Positive and negative affect
The Positive and Negative Affect Schedule (PANAS) [24] evaluates the extent to which an individual endorses positive and negative affective experiences. Participants rated 20 affective states on a four-point Likert scale (1 = not at all, 5 = extremely). In the present sample, Cronbach’s α were .87 and .90 for positive and negative affect, respectively.
Satisfaction with life
The Satisfaction with Life Scale (SWLS) [25, 26] evaluates the cognitive aspects of subjective well-being using a seven-point Likert scale (1 = strongly disagree, 7 = strongly agree). Previous literature demonstrated the SWLS shows strong internal consistency and external validity. In the present sample, internal consistency is good (α = .84).
Data analysis
IRT analyses were performed using IRTPRO 4.0 [27]. IRT models use the original response data for estimating probabilities of responses as a function of the latent trait θ, which is defined as a continuous variable that conventionally has a mean of zero and SD of 1.0. This function describes the relation between the probability of endorsing a response given not only the respondent’s level of θ but also the item characteristics. IRT models provide item location and discrimination parameters that enable the evaluation of how well an item performs in measuring the underlying construct, the level of the construct targeted by the item, and the appropriateness of the response categories [28].
Samejima’s [29, 30] graded response model (GRM) was applied for the response format of polytomous data. A fundamental assumption underlying the GRM is the unidimensionality of the underlying construct. The decision for the application of a discrimination parameter was indicated based on variability in classical item–total correlations. The variability in item discrimination parameters within each factor would warrant inclusion in the IRT calibration. Hence, as a preliminary step, to assess the factor structure of the CLS-H, a parallel analysis was performed and an unrestricted factor analysis using a Robust Unweighted Least Squares (RULS) estimation method was conducted on FACTOR [31]. The Nonnormed Fit Index (NNFI), Comparative Fit Index (CFI), and Root Mean Square Error of Approximation (RMSEA) were employed to evaluate the goodness-of-fit. As recommended by Byrne [32], NNFI and CFI ≥ .95 along with RMSEA ≤ .08 would suggest good model fit.

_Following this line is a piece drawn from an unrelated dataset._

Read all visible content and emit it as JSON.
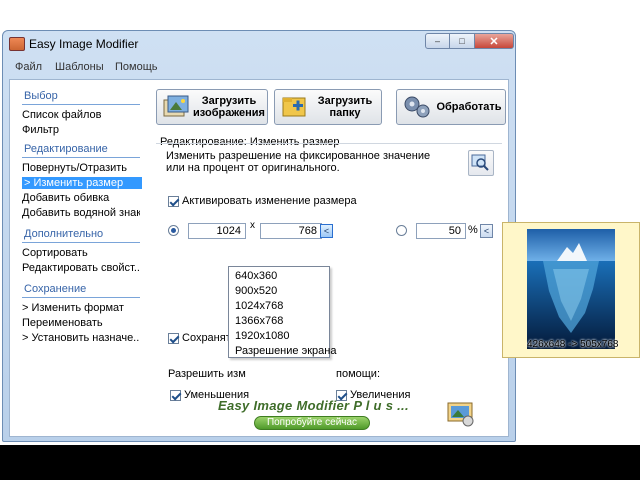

Subsequently, IRT item parameters were estimated under the GRM model using the marginal maximum likelihood estimation. Seven parameters were estimated for each item, including one item-discrimination value (a) and six item-threshold values (bi), which are equal to the number of response options minus one and they represent an item’s sensitivity in differentiating among the various levels of the target trait. Based on the discrimination and threshold parameters, the item information functions (IIFs) describe the amount of information on the latent trait that a particular item provides. An item typically offers a larger amount of item information if it has a greater discriminating parameter (i.e., steeper slopes) and a broader range of threshold parameters along θ. Thus, to shorten the 21-item original CLS-H, we selected the items that offered higher information looking at the shape of each item information function, which clearly display the amount of item information along the latent trait.

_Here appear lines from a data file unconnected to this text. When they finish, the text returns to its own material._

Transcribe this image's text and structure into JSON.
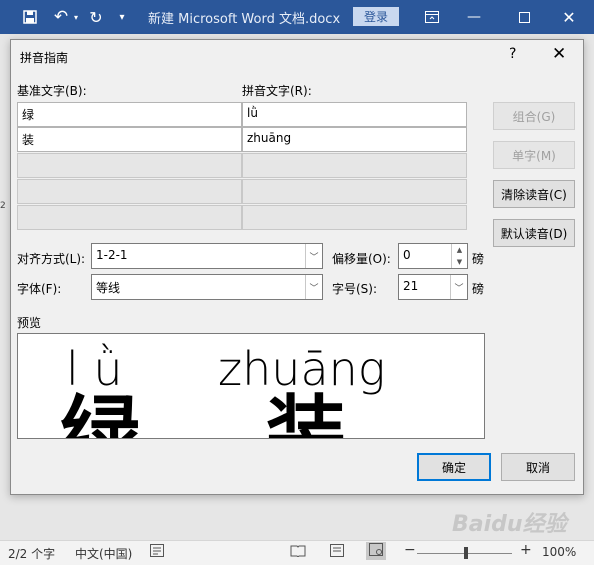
{
  "word": {
    "doc_title": "新建 Microsoft Word 文档.docx",
    "login_label": "登录",
    "ruler_number": "2",
    "status": {
      "page_info": "2/2 个字",
      "language": "中文(中国)",
      "zoom": "100%"
    }
  },
  "dialog": {
    "title": "拼音指南",
    "help": "?",
    "close": "✕",
    "base_header": "基准文字(B):",
    "ruby_header": "拼音文字(R):",
    "rows": [
      {
        "base": "绿",
        "ruby": "lǜ"
      },
      {
        "base": "装",
        "ruby": "zhuāng"
      }
    ],
    "buttons": {
      "group": "组合(G)",
      "single": "单字(M)",
      "clear": "清除读音(C)",
      "default": "默认读音(D)",
      "ok": "确定",
      "cancel": "取消"
    },
    "alignment_label": "对齐方式(L):",
    "alignment_value": "1-2-1",
    "offset_label": "偏移量(O):",
    "offset_value": "0",
    "offset_unit": "磅",
    "font_label": "字体(F):",
    "font_value": "等线",
    "size_label": "字号(S):",
    "size_value": "21",
    "size_unit": "磅",
    "preview_label": "预览",
    "preview": {
      "ruby1": "l ǜ",
      "ruby2": "zhuāng",
      "base1": "绿",
      "base2": "装"
    }
  },
  "watermark": "Baidu经验"
}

To examine the precision of the shortened scale throughout the continuum of the latent trait (local reliability), the test information function (TIF) was compared with that of the original CLS-H scale. Specifically, the (I) can be transformed in r = 1-(1/I), which can be interpreted following the criteria proposed for the classical reliability indices [33]. Then, we computed the percent change in r to show that the scale precision did not drastically decrease moving from the original to the abbreviated version.
Finally, to compare the original and short forms, we estimated individual IRT scores based on the original and short forms and calculated the correlation between the two IRT scores as well as the average difference in the scores across individuals [19]. Then, using IRT person scores and measures of related psychological concepts, validity of both the original and shortened form of the CLS-H was investigated via Spearman’s rank correlation correlations. Bivariate correlations obtained for each version were compared using Lee and Preacher’s [34] test of the difference between two dependent correlation coefficients obtained from the same sample.
Results
Item selection for the shortened scale
Preliminary analyses
A parallel analysis based on minimum-rank FA as an extraction method was conducted which indicated support for a one-factor solution. Unrestricted factor analysis suggested that the one-factor model explained 45% of the variance and factor loadings ranged from .45 to .76. The one-factor model showed good fit indices (CFI = .98 [95% CI: .98–.99]; NNFI = .98 [95% CI: .98–.99]; RMSEA = .058 [95% CI: .053–.059].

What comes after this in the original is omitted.